5.08.2009

Cengiz Göl' ün kaleminden

Aşağıdaki yazı sevgili Cengiz'in kaleminden... Ayvalık-İstanbul seyrini beraber yaptık. Çok da iyi ettik. Bol bol güldük, eğlendik, dedikodu yaptık, yelken yaptık.
Çok keyifliydi.

Herşey için teşekkürler Cengiz' cim...


***


Taner, Talya ile Ayvalığa gidince, planımız; ben de tekneyi oraya götürüp birlikte geri dönmekti. Eşimin işleri nedeniyle ben Asmalı'dan geri dönmek zorunda kaldım. Bir hafta kadar sonra Taner telefon etti.

-Biliyor musun, Talya'ya ne oldu.
-Hayrola.
-Çamura saplandı.

İçim cız etti

-Herhangi bir hasar var mı?
-Yok. Balıkçı motoruyle çektik, şimdi Marina'da.
-Geçmiş olsun. Yapabileceğim birşey var mı?
-Var. 30 hazirandan sonra Talya'yı birlikte İstanbul'a getirebilir miyiz.
-Tamam; ancak 1 temmuzdan önce olmaz. Özgün ABD den gelecek. O'nu göreyim, öpeyim, koklayayım, ertesi gün gelirim.
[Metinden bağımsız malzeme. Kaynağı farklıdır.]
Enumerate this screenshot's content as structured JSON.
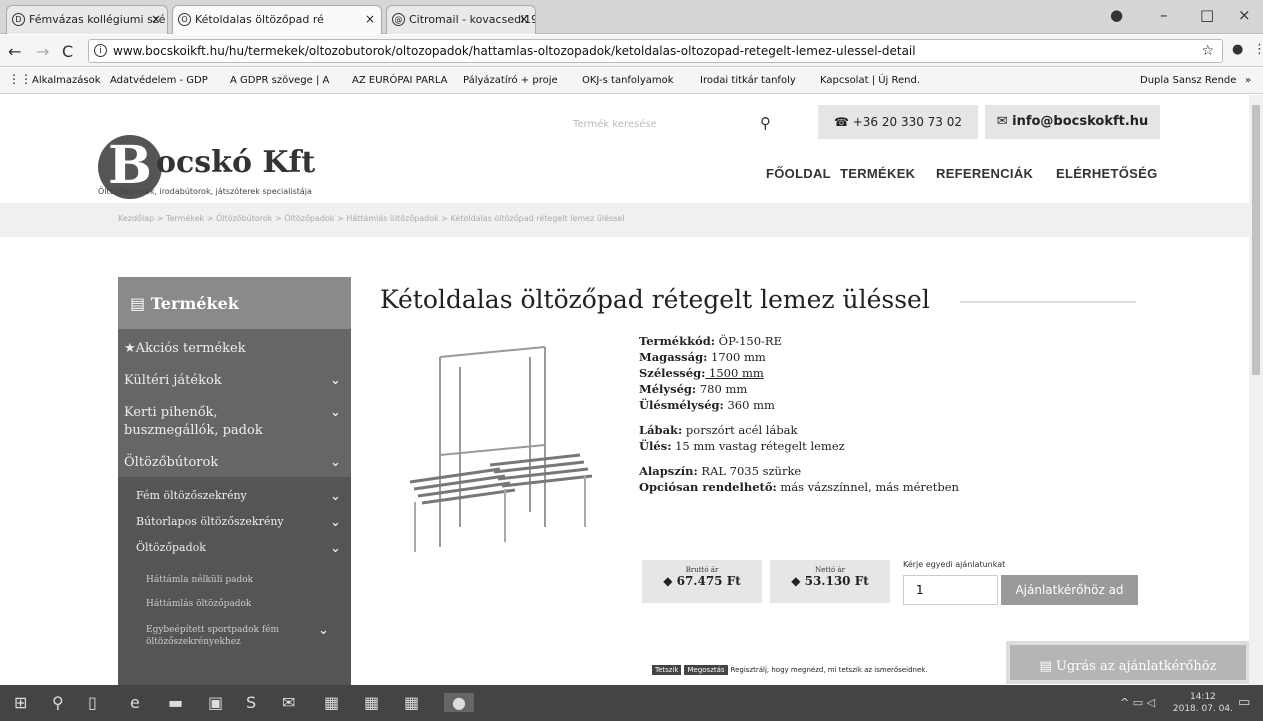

Okeyleştik. Oğlum da sağ salim geldi. Hadi gel Taner Amca'nın teknesini Ayvalık'tan getirelim. Yok şimdi olmaz, arkadaşlarımı görmem lazım. Gece 12 arabasına bilet aldım, Taner de diğer otobüste aynı saatte bindik molalarda sohbet ettik ve sabaha karşı Ayvalığa indik. Taner uyumuş, bense hiç. Uyuyunca sanki otobüs çarpışacakmış gibi geliyor. Bu da benim başka manyaklığım. Taksiye atladık ve eve geldik. Bütün ev halkı uyuyordu.
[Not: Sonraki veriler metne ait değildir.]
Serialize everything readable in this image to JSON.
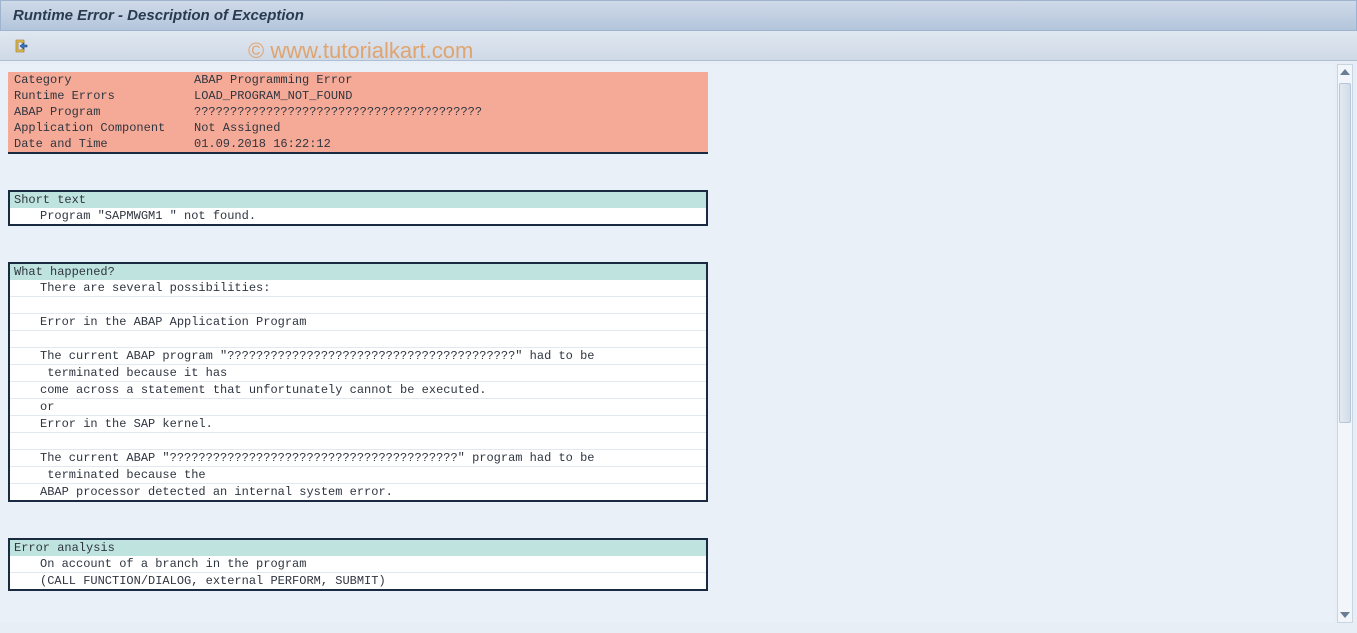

-Gel nerede çamura saplandığımı göstereyim.

Denize doğru indik. Büyük bir koy, sakin de. Yanda bir motor yat var. İsmi PAKO. İsim hiç yabancı değil bana. Pako Bekir Coşkun'un köpeğinin ismi.Bu kimin yatı. Bekir Coşkun'un. Tahmin ettim, köpeğinin ismini vermiş tekneye. En sevdiğim yazarlardan biridir. Hatta ilk O görmüş Talya'da bireşeylerin ters gittiğini, bütün mahallede teknenin sahibini aramış. Taner'ler tatilde olduklarından bulamamışlar. Evinden tekneyi ve havayı devamlı kontrol edip, hava sertlemeye başladığında Marinaya götürüyormuş. Eve döndük. Ev ahalisi uyanmıştı. Güzel bir kahvaltıdan sonra tekneye gittik. Talya Ayvalık Setur Marina'da yavaş yavaş salınıyor. Tekneye atladık ve doğru denize. Ayvalık kanalından daha önce hiç geçmemiştim. Hiç de iyi şeyler duymamıştım hakkında. Heyecanlandım. Taner gayet sakin.

-Yok be Abi, büyük bir olay değil, sen de göreceksin biraz sonra.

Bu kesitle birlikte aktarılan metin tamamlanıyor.